Je confirme que les développeurs sachant utiliser le chiffrement efficacement ne sont pas nombreux, vraiment pas nombreux. En général, la tentative de mise en place de chiffrement donne une protection illusoire contre un attaquant confirmé : ce dernier arrivera le plus souvent à récupérer la clé de chiffrement, et dans 99% des cas, je dirais que c'est assez facile... autrement, il est facile de récupérer les données directement déchiffrées...

Donc le chiffrement est inutile si votre environnement d'exécution n'est pas sur-protégé pour le rendre le plus inaccessible possible (ce qui demande d'autres compétences de la part des attaquants).
0  0 
Avatar de Expert-Securité
Futur Membre du Club https://www.developpez.com
Le 16/07/2015 à 11:23
Juste quelques précisions tout de même :
- MD5 et SHA sont des algos de Hashage, ils ne permettent pas de chiffrer
- AES est un algo de chiffrement symétrique effectivement
- OpenSSL est une bibliothèque & boîte à outils

Il est parfaitement normal et même voulu que tous les algorithmes de chiffrement ou Hashage soient OpenSource, le but étant qu'un maximum de personnes puisse les lire et trouver des vulnérabilités afin de les corriger. Je suppose que c'est la même chose pour OpenSSL autrement la dernière faille de sécurité n'aurait pas été trouvée aussi vite. La force de la protection des algorithmes de chiffrement réside dans la clé (le secret) et non pas dans la méconnaissance de l'algorithme : principe de Kerckhoffs oblige...
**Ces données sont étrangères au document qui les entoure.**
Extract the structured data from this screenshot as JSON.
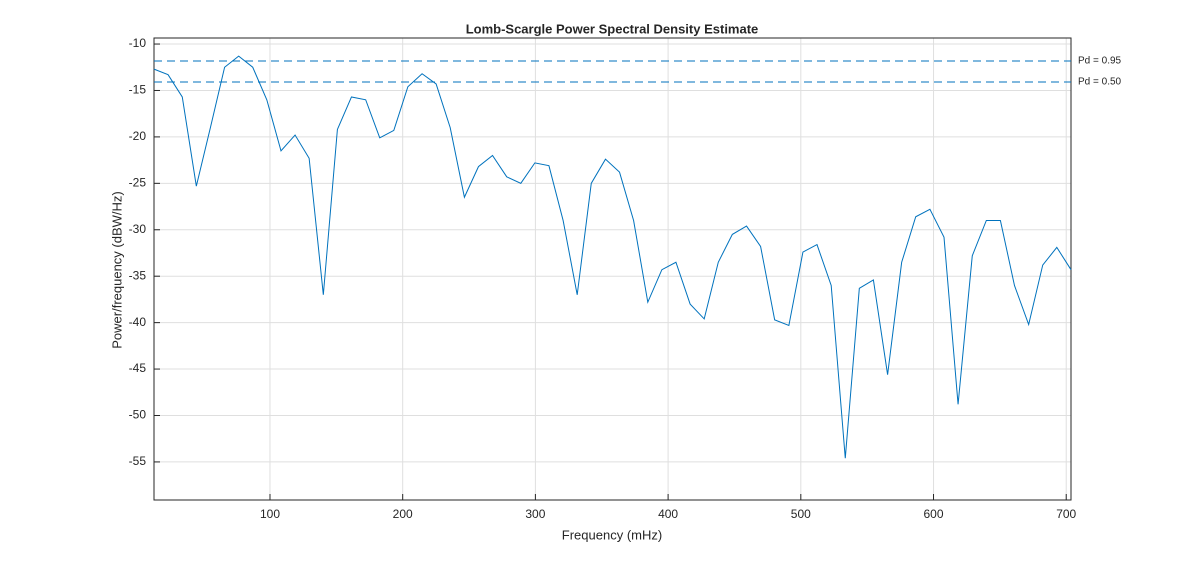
{
  "chart_data": {
    "type": "line",
    "title": "Lomb-Scargle Power Spectral Density Estimate",
    "x_label": "Frequency (mHz)",
    "y_label": "Power/frequency (dBW/Hz)",
    "x": [
      12.6,
      23.2,
      33.9,
      44.5,
      55.1,
      65.8,
      76.4,
      87.0,
      97.6,
      108.3,
      118.9,
      129.5,
      140.2,
      150.8,
      161.4,
      172.1,
      182.7,
      193.3,
      203.9,
      214.6,
      225.2,
      235.8,
      246.5,
      257.1,
      267.7,
      278.4,
      289.0,
      299.6,
      310.2,
      320.9,
      331.5,
      342.1,
      352.8,
      363.4,
      374.0,
      384.7,
      395.3,
      405.9,
      416.6,
      427.2,
      437.8,
      448.4,
      459.1,
      469.7,
      480.3,
      491.0,
      501.6,
      512.2,
      522.9,
      533.5,
      544.1,
      554.7,
      565.4,
      576.0,
      586.6,
      597.3,
      607.9,
      618.5,
      629.2,
      639.8,
      650.4,
      661.0,
      671.7,
      682.3,
      692.9,
      703.6
    ],
    "series": [
      {
        "color": "#0072bd",
        "values": [
          -12.7,
          -13.3,
          -15.7,
          -25.3,
          -19,
          -12.5,
          -11.3,
          -12.5,
          -16,
          -21.5,
          -19.8,
          -22.3,
          -37,
          -19.2,
          -15.7,
          -16,
          -20.1,
          -19.3,
          -14.6,
          -13.2,
          -14.3,
          -19,
          -26.5,
          -23.2,
          -22,
          -24.3,
          -25,
          -22.8,
          -23.1,
          -29,
          -37,
          -25,
          -22.4,
          -23.8,
          -29,
          -37.8,
          -34.3,
          -33.5,
          -38,
          -39.6,
          -33.5,
          -30.5,
          -29.6,
          -31.8,
          -39.7,
          -40.3,
          -32.4,
          -31.6,
          -36,
          -54.6,
          -36.3,
          -35.4,
          -45.6,
          -33.5,
          -28.6,
          -27.8,
          -30.8,
          -48.8,
          -32.8,
          -29,
          -29,
          -36,
          -40.2,
          -33.8,
          -31.9,
          -34.3
        ]
      }
    ],
    "thresholds": [
      {
        "label": "Pd = 0.95",
        "value": -11.83
      },
      {
        "label": "Pd = 0.50",
        "value": -14.09
      }
    ],
    "threshold_color": "#0072bd",
    "xlim": [
      12.6,
      703.6
    ],
    "ylim": [
      -59.1,
      -9.35
    ],
    "xticks": [
      100,
      200,
      300,
      400,
      500,
      600,
      700
    ],
    "yticks": [
      -55,
      -50,
      -45,
      -40,
      -35,
      -30,
      -25,
      -20,
      -15,
      -10
    ],
    "grid": true
  }
}
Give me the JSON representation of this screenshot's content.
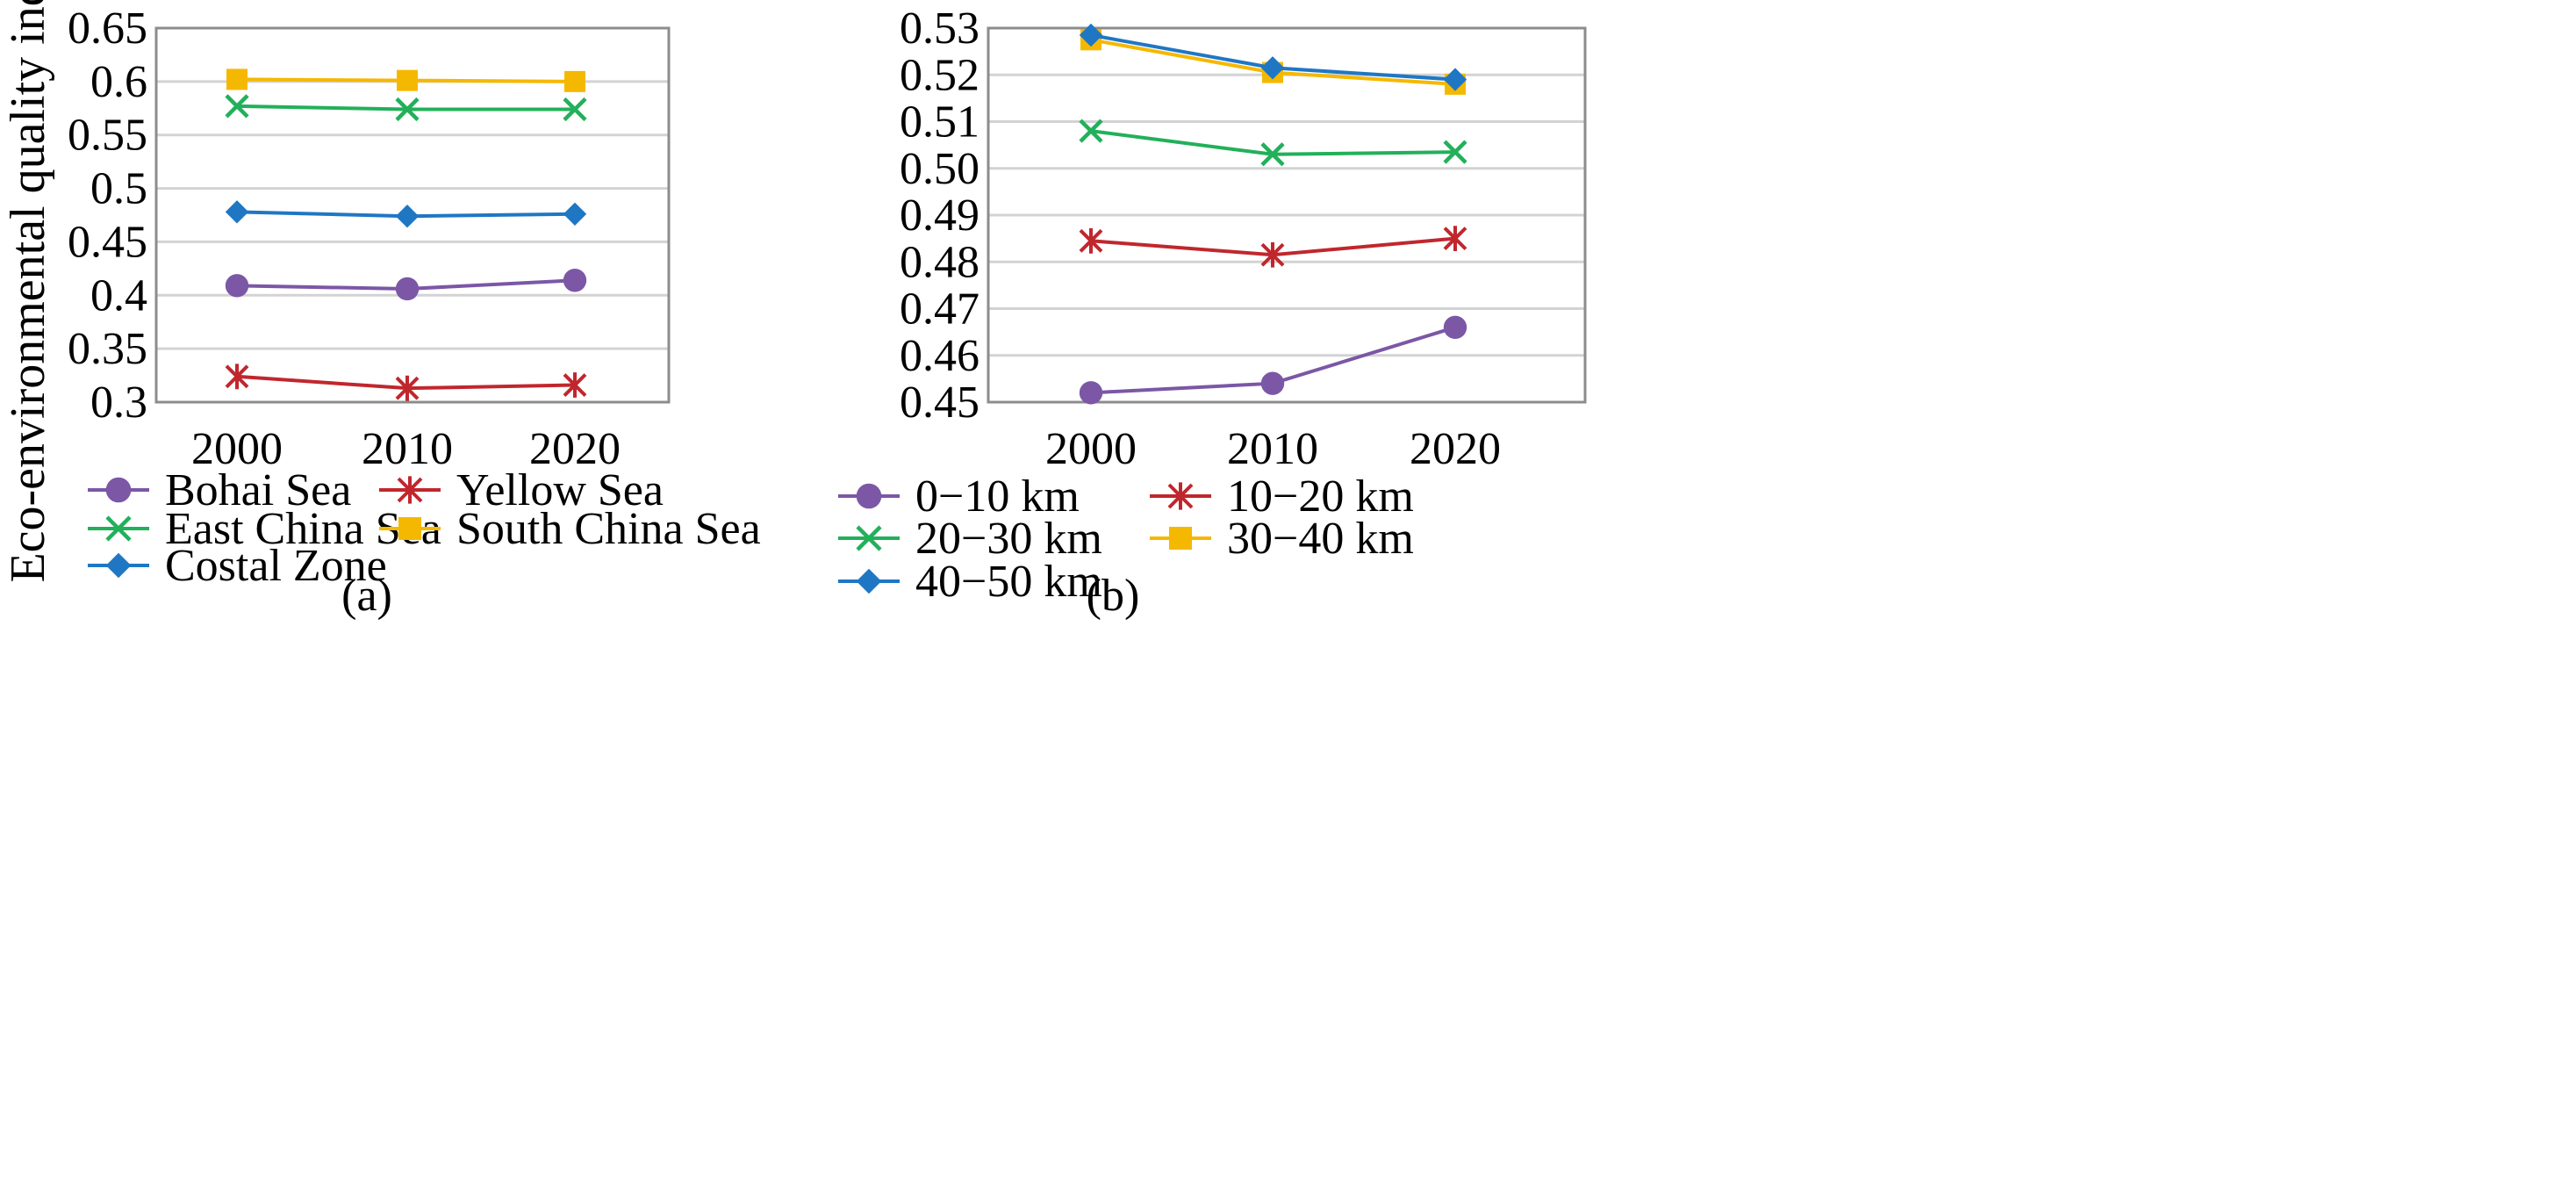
{
  "chart_data": [
    {
      "type": "line",
      "panel_label": "(a)",
      "ylabel": "Eco-environmental quality index",
      "xlabel": "",
      "categories": [
        "2000",
        "2010",
        "2020"
      ],
      "ylim": [
        0.3,
        0.65
      ],
      "yticks": [
        "0.3",
        "0.35",
        "0.4",
        "0.45",
        "0.5",
        "0.55",
        "0.6",
        "0.65"
      ],
      "grid": "horizontal",
      "legend_position": "bottom",
      "series": [
        {
          "name": "Bohai Sea",
          "marker": "circle",
          "color": "#7b57a6",
          "values": [
            0.409,
            0.406,
            0.414
          ]
        },
        {
          "name": "Yellow Sea",
          "marker": "asterisk",
          "color": "#c0272d",
          "values": [
            0.324,
            0.313,
            0.316
          ]
        },
        {
          "name": "East China Sea",
          "marker": "x",
          "color": "#22b05a",
          "values": [
            0.577,
            0.574,
            0.574
          ]
        },
        {
          "name": "South China Sea",
          "marker": "square",
          "color": "#f5b800",
          "values": [
            0.602,
            0.601,
            0.6
          ]
        },
        {
          "name": "Costal Zone",
          "marker": "diamond",
          "color": "#1f77c4",
          "values": [
            0.478,
            0.474,
            0.476
          ]
        }
      ]
    },
    {
      "type": "line",
      "panel_label": "(b)",
      "ylabel": "",
      "xlabel": "",
      "categories": [
        "2000",
        "2010",
        "2020"
      ],
      "ylim": [
        0.45,
        0.53
      ],
      "yticks": [
        "0.45",
        "0.46",
        "0.47",
        "0.48",
        "0.49",
        "0.50",
        "0.51",
        "0.52",
        "0.53"
      ],
      "grid": "horizontal",
      "legend_position": "bottom",
      "series": [
        {
          "name": "0−10 km",
          "marker": "circle",
          "color": "#7b57a6",
          "values": [
            0.452,
            0.454,
            0.466
          ]
        },
        {
          "name": "10−20 km",
          "marker": "asterisk",
          "color": "#c0272d",
          "values": [
            0.4845,
            0.4815,
            0.485
          ]
        },
        {
          "name": "20−30 km",
          "marker": "x",
          "color": "#22b05a",
          "values": [
            0.508,
            0.503,
            0.5035
          ]
        },
        {
          "name": "30−40 km",
          "marker": "square",
          "color": "#f5b800",
          "values": [
            0.5275,
            0.5205,
            0.518
          ]
        },
        {
          "name": "40−50 km",
          "marker": "diamond",
          "color": "#1f77c4",
          "values": [
            0.5285,
            0.5215,
            0.519
          ]
        }
      ]
    }
  ]
}
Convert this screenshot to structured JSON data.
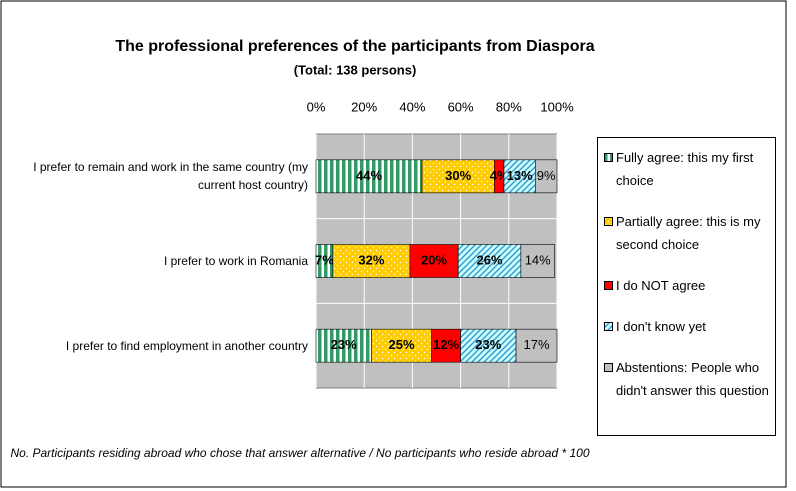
{
  "chart_data": {
    "type": "stacked_barh",
    "title": "The professional preferences of the participants from Diaspora",
    "subtitle": "(Total: 138 persons)",
    "categories": [
      "I prefer to remain and work in the same country  (my current host country)",
      "I prefer to work in Romania",
      "I prefer to find employment in another country"
    ],
    "series": [
      {
        "name": "Fully agree: this my first choice",
        "color": "#339966",
        "hatch": "vertical",
        "values": [
          44,
          7,
          23
        ],
        "value_labels": [
          "44%",
          "7%",
          "23%"
        ]
      },
      {
        "name": "Partially agree: this is my second choice",
        "color": "#ffcc00",
        "hatch": "dots",
        "values": [
          30,
          32,
          25
        ],
        "value_labels": [
          "30%",
          "32%",
          "25%"
        ]
      },
      {
        "name": "I do NOT agree",
        "color": "#ff0000",
        "hatch": "none",
        "values": [
          4,
          20,
          12
        ],
        "value_labels": [
          "4%",
          "20%",
          "12%"
        ]
      },
      {
        "name": "I don't know yet",
        "color": "#ccffff",
        "hatch": "diagonal",
        "values": [
          13,
          26,
          23
        ],
        "value_labels": [
          "13%",
          "26%",
          "23%"
        ]
      },
      {
        "name": "Abstentions: People who didn't answer this question",
        "color": "#c0c0c0",
        "hatch": "none",
        "values": [
          9,
          14,
          17
        ],
        "value_labels": [
          "9%",
          "14%",
          "17%"
        ]
      }
    ],
    "xlim": [
      0,
      100
    ],
    "xticks": [
      {
        "value": 0,
        "label": "0%"
      },
      {
        "value": 20,
        "label": "20%"
      },
      {
        "value": 40,
        "label": "40%"
      },
      {
        "value": 60,
        "label": "60%"
      },
      {
        "value": 80,
        "label": "80%"
      },
      {
        "value": 100,
        "label": "100%"
      }
    ],
    "grid": true,
    "legend": "right",
    "note": "No. Participants residing abroad who chose that answer alternative / No participants who reside abroad * 100"
  }
}
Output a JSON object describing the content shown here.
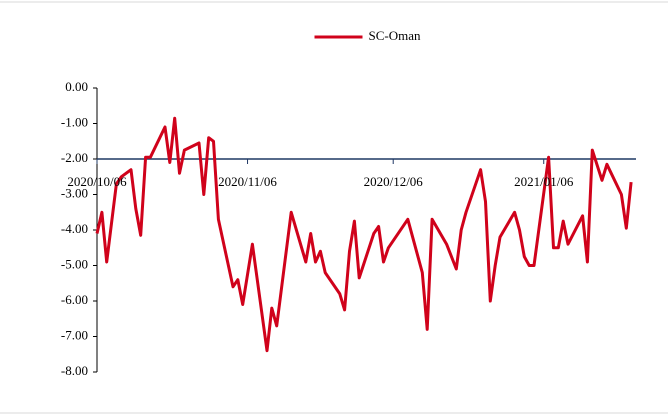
{
  "chart_data": {
    "type": "line",
    "x": [
      "2020/10/06",
      "2020/10/07",
      "2020/10/08",
      "2020/10/10",
      "2020/10/11",
      "2020/10/13",
      "2020/10/14",
      "2020/10/15",
      "2020/10/16",
      "2020/10/17",
      "2020/10/20",
      "2020/10/21",
      "2020/10/22",
      "2020/10/23",
      "2020/10/24",
      "2020/10/27",
      "2020/10/28",
      "2020/10/29",
      "2020/10/30",
      "2020/10/31",
      "2020/11/03",
      "2020/11/04",
      "2020/11/05",
      "2020/11/07",
      "2020/11/10",
      "2020/11/11",
      "2020/11/12",
      "2020/11/15",
      "2020/11/18",
      "2020/11/19",
      "2020/11/20",
      "2020/11/21",
      "2020/11/22",
      "2020/11/25",
      "2020/11/26",
      "2020/11/27",
      "2020/11/28",
      "2020/11/29",
      "2020/12/02",
      "2020/12/03",
      "2020/12/04",
      "2020/12/05",
      "2020/12/09",
      "2020/12/12",
      "2020/12/13",
      "2020/12/14",
      "2020/12/17",
      "2020/12/19",
      "2020/12/20",
      "2020/12/21",
      "2020/12/24",
      "2020/12/25",
      "2020/12/26",
      "2020/12/27",
      "2020/12/28",
      "2020/12/31",
      "2021/01/01",
      "2021/01/02",
      "2021/01/03",
      "2021/01/04",
      "2021/01/07",
      "2021/01/08",
      "2021/01/09",
      "2021/01/10",
      "2021/01/11",
      "2021/01/14",
      "2021/01/15",
      "2021/01/16",
      "2021/01/18",
      "2021/01/19",
      "2021/01/22",
      "2021/01/23",
      "2021/01/24"
    ],
    "series": [
      {
        "name": "SC-Oman",
        "color": "#d0021b",
        "values": [
          -4.1,
          -3.5,
          -4.9,
          -2.7,
          -2.5,
          -2.3,
          -3.4,
          -4.15,
          -1.95,
          -1.95,
          -1.1,
          -2.1,
          -0.85,
          -2.4,
          -1.75,
          -1.55,
          -3.0,
          -1.4,
          -1.5,
          -3.7,
          -5.6,
          -5.4,
          -6.1,
          -4.4,
          -7.4,
          -6.2,
          -6.7,
          -3.5,
          -4.9,
          -4.1,
          -4.9,
          -4.6,
          -5.2,
          -5.8,
          -6.25,
          -4.6,
          -3.75,
          -5.35,
          -4.1,
          -3.9,
          -4.9,
          -4.5,
          -3.7,
          -5.2,
          -6.8,
          -3.7,
          -4.4,
          -5.1,
          -4.0,
          -3.5,
          -2.3,
          -3.2,
          -6.0,
          -5.0,
          -4.2,
          -3.5,
          -4.0,
          -4.75,
          -5.0,
          -5.0,
          -1.95,
          -4.5,
          -4.5,
          -3.75,
          -4.4,
          -3.6,
          -4.9,
          -1.75,
          -2.6,
          -2.15,
          -3.0,
          -3.95,
          -2.65
        ]
      }
    ],
    "xlim": [
      "2020/10/06",
      "2021/01/25"
    ],
    "xticks": [
      "2020/10/06",
      "2020/11/06",
      "2020/12/06",
      "2021/01/06"
    ],
    "ylim": [
      -8,
      0
    ],
    "yticks": [
      {
        "value": 0,
        "label": "0.00"
      },
      {
        "value": -1,
        "label": "-1.00"
      },
      {
        "value": -2,
        "label": "-2.00"
      },
      {
        "value": -3,
        "label": "-3.00"
      },
      {
        "value": -4,
        "label": "-4.00"
      },
      {
        "value": -5,
        "label": "-5.00"
      },
      {
        "value": -6,
        "label": "-6.00"
      },
      {
        "value": -7,
        "label": "-7.00"
      },
      {
        "value": -8,
        "label": "-8.00"
      }
    ],
    "x_axis_crosses": -2,
    "legend": "top"
  }
}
Je confirme que les développeurs sachant utiliser le chiffrement efficacement ne sont pas nombreux, vraiment pas nombreux. En général, la tentative de mise en place de chiffrement donne une protection illusoire contre un attaquant confirmé : ce dernier arrivera le plus souvent à récupérer la clé de chiffrement, et dans 99% des cas, je dirais que c'est assez facile... autrement, il est facile de récupérer les données directement déchiffrées...

Donc le chiffrement est inutile si votre environnement d'exécution n'est pas sur-protégé pour le rendre le plus inaccessible possible (ce qui demande d'autres compétences de la part des attaquants).